4. Address socio-economic factors: Address the socio-economic factors that contribute to anaemia among women of reproductive age. This can involve implementing poverty alleviation programs, promoting female education and empowerment, and creating employment opportunities for women.

5. Strengthen family planning services: Improve access to and utilization of modern contraceptives to help women space their pregnancies and reduce the risk of anaemia. This can include expanding the availability of contraceptives, providing comprehensive family planning counseling, and addressing cultural and social barriers to contraceptive use.

6. Collaborate with stakeholders: Foster collaboration between government agencies, non-governmental organizations, healthcare providers, and community leaders to develop and implement comprehensive strategies to address anaemia among women of reproductive age. This can involve joint planning, resource sharing, and coordination of efforts to ensure a holistic approach to improving maternal health.
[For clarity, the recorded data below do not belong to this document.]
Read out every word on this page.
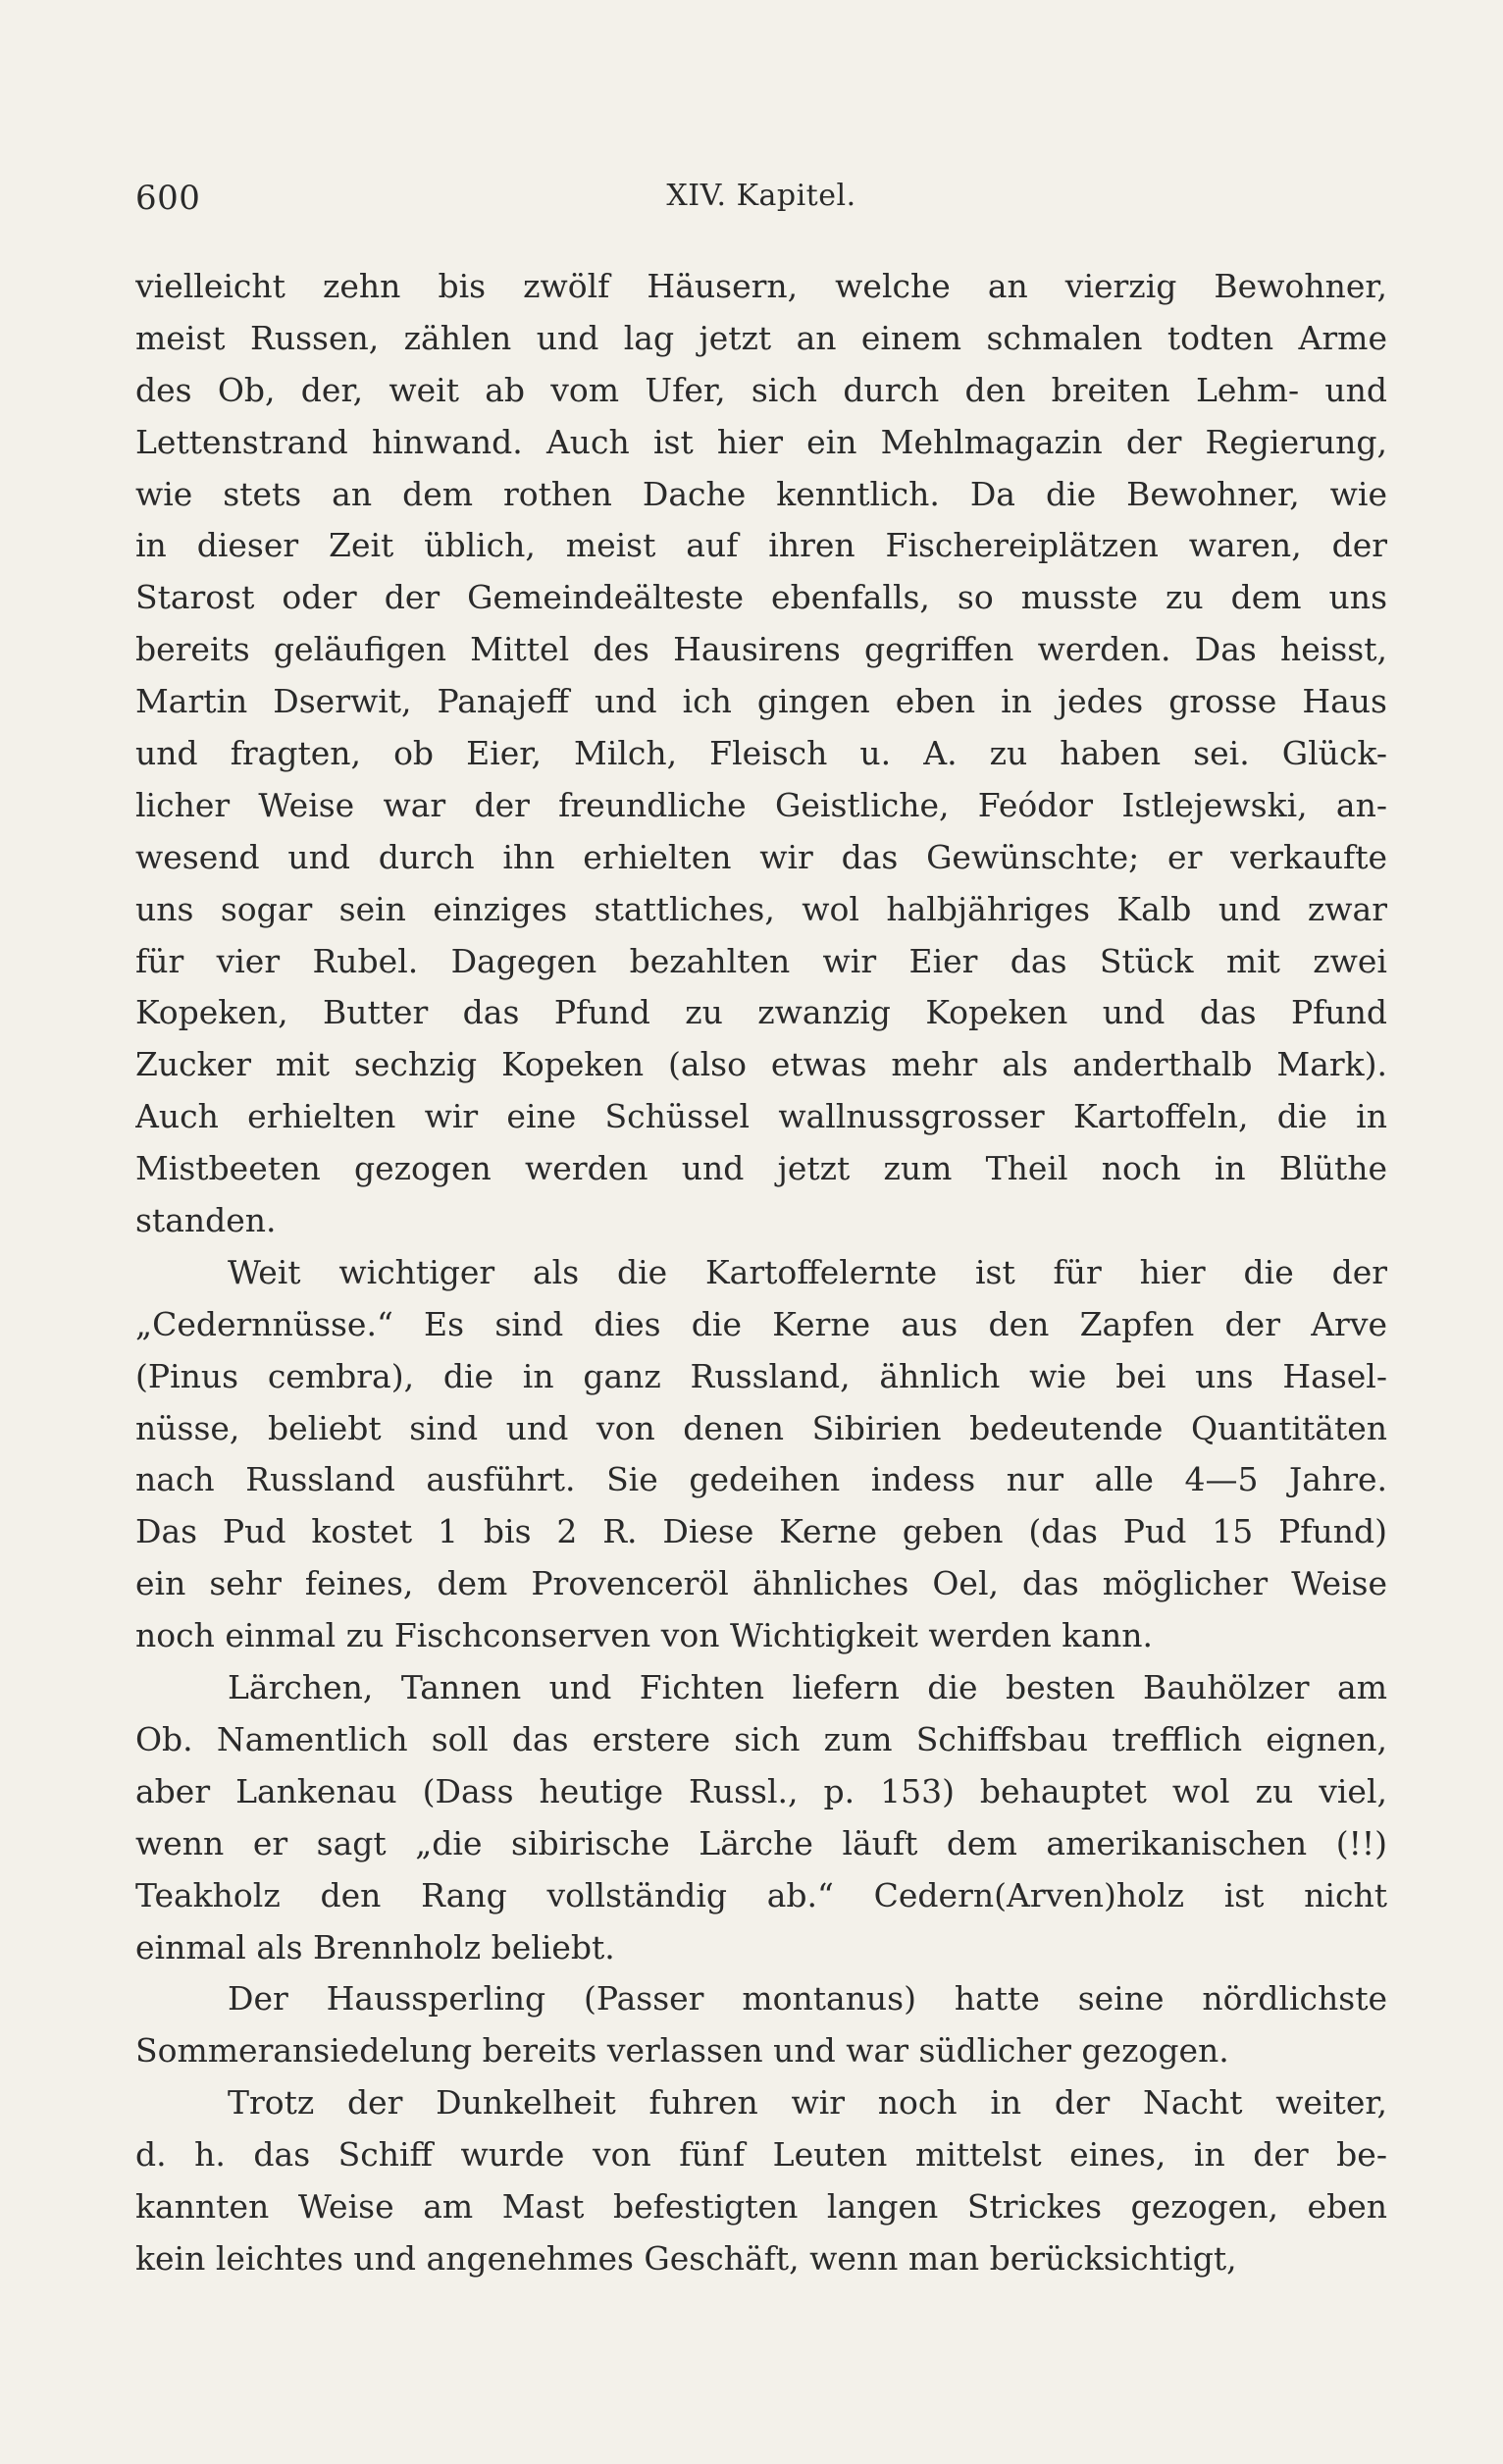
600	XIV. Kapitel.
vielleicht zehn bis zwölf Häusern, welche an vierzig Bewohner,
meist Russen, zählen und lag jetzt an einem schmalen todten Arme
des Ob, der, weit ab vom Ufer, sich durch den breiten Lehm- und
Lettenstrand hinwand. Auch ist hier ein Mehlmagazin der Regierung,
wie stets an dem rothen Dache kenntlich. Da die Bewohner, wie
in dieser Zeit üblich, meist auf ihren Fischereiplätzen waren, der
Starost oder der Gemeindeälteste ebenfalls, so musste zu dem uns
bereits geläufigen Mittel des Hausirens gegriffen werden. Das heisst,
Martin Dserwit, Panajeff und ich gingen eben in jedes grosse Haus
und fragten, ob Eier, Milch, Fleisch u. A. zu haben sei. Glück-
licher Weise war der freundliche Geistliche, Feódor Istlejewski, an-
wesend und durch ihn erhielten wir das Gewünschte; er verkaufte
uns sogar sein einziges stattliches, wol halbjähriges Kalb und zwar
für vier Rubel. Dagegen bezahlten wir Eier das Stück mit zwei
Kopeken, Butter das Pfund zu zwanzig Kopeken und das Pfund
Zucker mit sechzig Kopeken (also etwas mehr als anderthalb Mark).
Auch erhielten wir eine Schüssel wallnussgrosser Kartoffeln, die in
Mistbeeten gezogen werden und jetzt zum Theil noch in Blüthe
standen.
Weit wichtiger als die Kartoffelernte ist für hier die der
„Cedernnüsse.“ Es sind dies die Kerne aus den Zapfen der Arve
(Pinus cembra), die in ganz Russland, ähnlich wie bei uns Hasel-
nüsse, beliebt sind und von denen Sibirien bedeutende Quantitäten
nach Russland ausführt. Sie gedeihen indess nur alle 4—5 Jahre.
Das Pud kostet 1 bis 2 R. Diese Kerne geben (das Pud 15 Pfund)
ein sehr feines, dem Provenceröl ähnliches Oel, das möglicher Weise
noch einmal zu Fischconserven von Wichtigkeit werden kann.
Lärchen, Tannen und Fichten liefern die besten Bauhölzer am
Ob. Namentlich soll das erstere sich zum Schiffsbau trefflich eignen,
aber Lankenau (Dass heutige Russl., p. 153) behauptet wol zu viel,
wenn er sagt „die sibirische Lärche läuft dem amerikanischen (!!)
Teakholz den Rang vollständig ab.“ Cedern(Arven)holz ist nicht
einmal als Brennholz beliebt.
Der Haussperling (Passer montanus) hatte seine nördlichste
Sommeransiedelung bereits verlassen und war südlicher gezogen.
Trotz der Dunkelheit fuhren wir noch in der Nacht weiter,
d. h. das Schiff wurde von fünf Leuten mittelst eines, in der be-
kannten Weise am Mast befestigten langen Strickes gezogen, eben
kein leichtes und angenehmes Geschäft, wenn man berücksichtigt,
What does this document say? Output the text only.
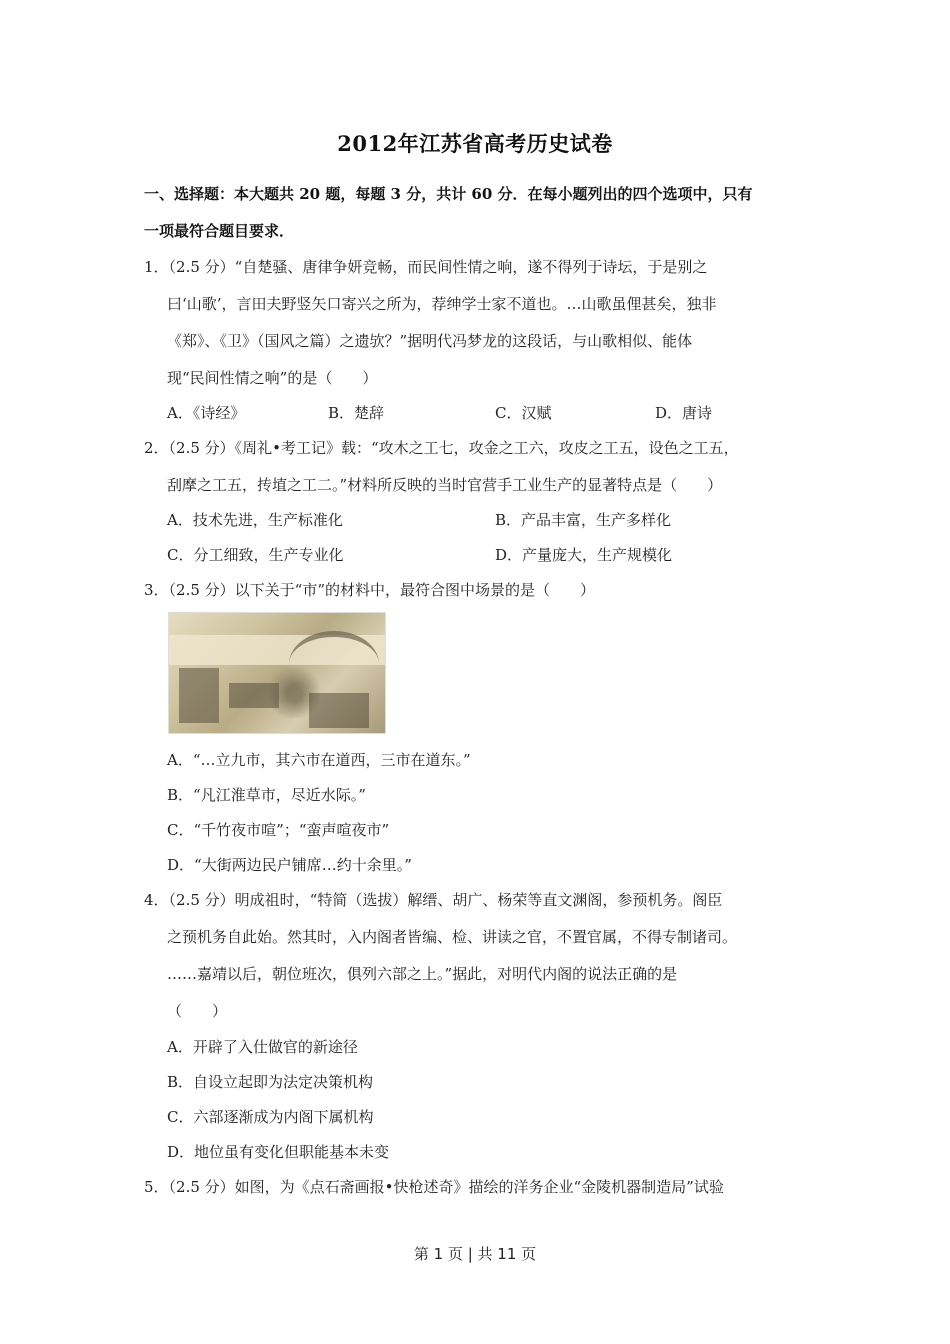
2012年江苏省高考历史试卷
一、选择题：本大题共 20 题，每题 3 分，共计 60 分．在每小题列出的四个选项中，只有
一项最符合题目要求．
1．（2.5 分）“自楚骚、唐律争妍竞畅，而民间性情之响，遂不得列于诗坛，于是别之
曰‘山歌’，言田夫野竖矢口寄兴之所为，荐绅学士家不道也。…山歌虽俚甚矣，独非
《郑》、《卫》（国风之篇）之遗欤？”据明代冯梦龙的这段话，与山歌相似、能体
现“民间性情之响”的是（　　）
A．《诗经》	B．楚辞	C．汉赋	D．唐诗
2．（2.5 分）《周礼•考工记》载：“攻木之工七，攻金之工六，攻皮之工五，设色之工五，
刮摩之工五，抟埴之工二。”材料所反映的当时官营手工业生产的显著特点是（　　）
A．技术先进，生产标准化	B．产品丰富，生产多样化
C．分工细致，生产专业化	D．产量庞大，生产规模化
3．（2.5 分）以下关于“市”的材料中，最符合图中场景的是（　　）
A．“…立九市，其六市在道西，三市在道东。”
B．“凡江淮草市，尽近水际。”
C．“千竹夜市喧”；“蛮声喧夜市”
D．“大街两边民户铺席…约十余里。”
4．（2.5 分）明成祖时，“特简（选拔）解缙、胡广、杨荣等直文渊阁，参预机务。阁臣
之预机务自此始。然其时，入内阁者皆编、检、讲读之官，不置官属，不得专制诸司。
……嘉靖以后，朝位班次，俱列六部之上。”据此，对明代内阁的说法正确的是
（　　）
A．开辟了入仕做官的新途径
B．自设立起即为法定决策机构
C．六部逐渐成为内阁下属机构
D．地位虽有变化但职能基本未变
5．（2.5 分）如图，为《点石斋画报•快枪述奇》描绘的洋务企业“金陵机器制造局”试验
第 1 页 | 共 11 页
By implementing these recommendations, it is possible to develop innovative solutions that can effectively improve access to maternal health and reduce the prevalence of anaemia among women of reproductive age in Nigeria.
AI Innovations Methodology
Based on the provided information, here are some potential recommendations to improve access to maternal health:

1. Strengthen healthcare infrastructure: Invest in improving healthcare facilities, especially in rural areas, by providing necessary equipment, supplies, and trained healthcare professionals.

2. Increase awareness and education: Implement comprehensive public health campaigns to raise awareness about maternal health issues, including the importance of antenatal care, skilled birth attendance, and postnatal care.

3. Improve transportation and accessibility: Develop transportation systems and infrastructure to ensure that pregnant women can easily access healthcare facilities, especially in remote areas.

4. Expand community-based healthcare services: Establish and strengthen community-based healthcare programs that provide maternal health services, such as prenatal and postnatal care, close to where women live.

5. Enhance maternal health financing: Increase investment in maternal health by allocating more resources to maternal health programs, including funding for essential services, supplies, and medications.

To simulate the impact of these recommendations on improving access to maternal health, a methodology could include the following steps:

1. Define the indicators: Identify specific indicators that measure access to maternal health, such as the number of antenatal care visits, skilled birth attendance rates, and postnatal care coverage.

2. Collect baseline data: Gather data on the current status of the indicators in the target population. This can be done through surveys, interviews, or existing data sources.

3. Develop a simulation model: Create a mathematical or statistical model that simulates the impact of the recommendations on the selected indicators. This model should take into account factors such as population size, geographical distribution, and existing healthcare infrastructure.

4. Input the recommendations: Incorporate the proposed recommendations into the simulation model by adjusting relevant parameters, such as the availability of healthcare facilities, transportation options, and community-based programs.

5. Run the simulation: Execute the simulation model using the baseline data and the adjusted parameters to estimate the potential impact of the recommendations on the selected indicators. This can be done through computer simulations or statistical analyses.

6. Analyze the results: Evaluate the simulation results to assess the projected changes in access to maternal health. Compare the simulated outcomes with the baseline data to determine the potential effectiveness of the recommendations.

7. Refine and iterate: Based on the simulation results, refine the recommendations and adjust the simulation model as needed. Repeat the simulation process to further refine the projected impact and identify the most effective strategies.

By following this methodology, policymakers and healthcare stakeholders can gain insights into the potential impact of different recommendations on improving access to maternal health and make informed decisions about resource allocation and program implementation.